2006.3.3 健気で同情を誘う 【オリバー・ツイスト】

                     

評価:3

■ヒトコト感想
貧困にあえぐ子供の行き着く先はどんな未来が待ちうけているのだろうか。戦後の日本も同じようなものだったのだろう。子供のスリ集団というのはありがちで、それを仕切っているずる賢い大人の存在も定番だろう。オリバー少年の願いはただ食べ物をおなか一杯食べたいだけなのだろう、物語を通して常にひもじさと惨めさがオリバーにはつきまとっている。そんな状態で食べ物を分けてくれる人が現われればそれがたとえスリ集団でも抵抗できるはずがない。

■ストーリー

19世紀の英国。天涯孤独の少年オリバーが救貧院に入れられ辛くヒモジイ生活を余儀なくされる。その後ある事件をきっかけに救貧院を脱出し、一人大都会ロンドンへとたどり着く。
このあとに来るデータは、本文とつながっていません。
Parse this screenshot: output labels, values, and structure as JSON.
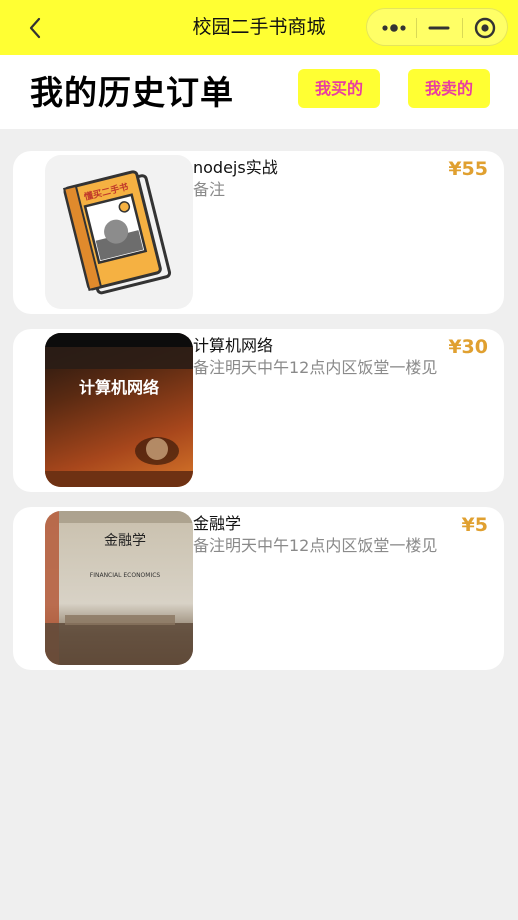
{
  "navbar": {
    "title": "校园二手书商城",
    "back_icon": "chevron-left-icon",
    "more_icon": "more-dots-icon",
    "minimize_icon": "minimize-icon",
    "close_icon": "target-circle-icon",
    "background": "#ffff33"
  },
  "header": {
    "title": "我的历史订单",
    "tabs": [
      {
        "label": "我买的"
      },
      {
        "label": "我卖的"
      }
    ],
    "tab_background": "#ffff33",
    "tab_text_color": "#e93ea0"
  },
  "orders": [
    {
      "name": "nodejs实战",
      "note": "备注",
      "price": "¥55",
      "thumb_label": "懂买二手书",
      "thumb_kind": "book-illustration"
    },
    {
      "name": "计算机网络",
      "note": "备注明天中午12点内区饭堂一楼见",
      "price": "¥30",
      "thumb_label": "计算机网络",
      "thumb_kind": "book-photo"
    },
    {
      "name": "金融学",
      "note": "备注明天中午12点内区饭堂一楼见",
      "price": "¥5",
      "thumb_label": "金融学",
      "thumb_sub": "FINANCIAL ECONOMICS",
      "thumb_kind": "book-photo"
    }
  ],
  "colors": {
    "price": "#e0a030",
    "page_bg": "#efefef"
  }
}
そこで彼は悪党フェイギン率いる子どもたちのスリ集団に加わるが、恐ろしい事件に巻き込まれてしまう。

■感想
救貧院時代の惨めな生活。育ち盛りの子供にとって食事が満足にできないということが一番辛いことだろう。おかわりという言葉を口に出すことさえできない生活。そんな抑圧された生活の中でもまっすぐに育つオリバー。見ていて健気で同情を誘う場面だ。

物語の中でオリバーの生活環境がいくつか変わるのだが、オリバーにとってどこが一番幸せだったのだろうか?客観的に見るとブラウンロー氏の家が一番幸せなのだろう。それは当然のことで、まさに夢のような生活だ。しかし、オリバーがものすごく幸運だっただけで、オリバーのような境遇の少年達の大多数は救貧院にい続けるか町でのたれ死ぬしかない。

下流社会の孤児ならば、なおさらフェイキン率いるスリ集団もそれなりによかったのではないかと思う。オリバーが事件に巻き込まれた為に不幸な結果となってしまったが、そこにいる少年達と同じように身の丈にあった、仲間と共に暮らす幸せもあったのかもしれない。不幸な孤児たちがすべてオリバーのように幸運の持ち主ではないだろう。スリ集団を肯定する気はないが、それも1つの生活手段としては確立されていると思う。

オリバー自信も子供達のスリ集団やフェイキンに憎しみをもっていたわけではない。どちらかといえば好意をもっているのだろう。本作の趣旨に反するが、仲間と共に暮らす生活というのも幸せの1つだと感じてしまった。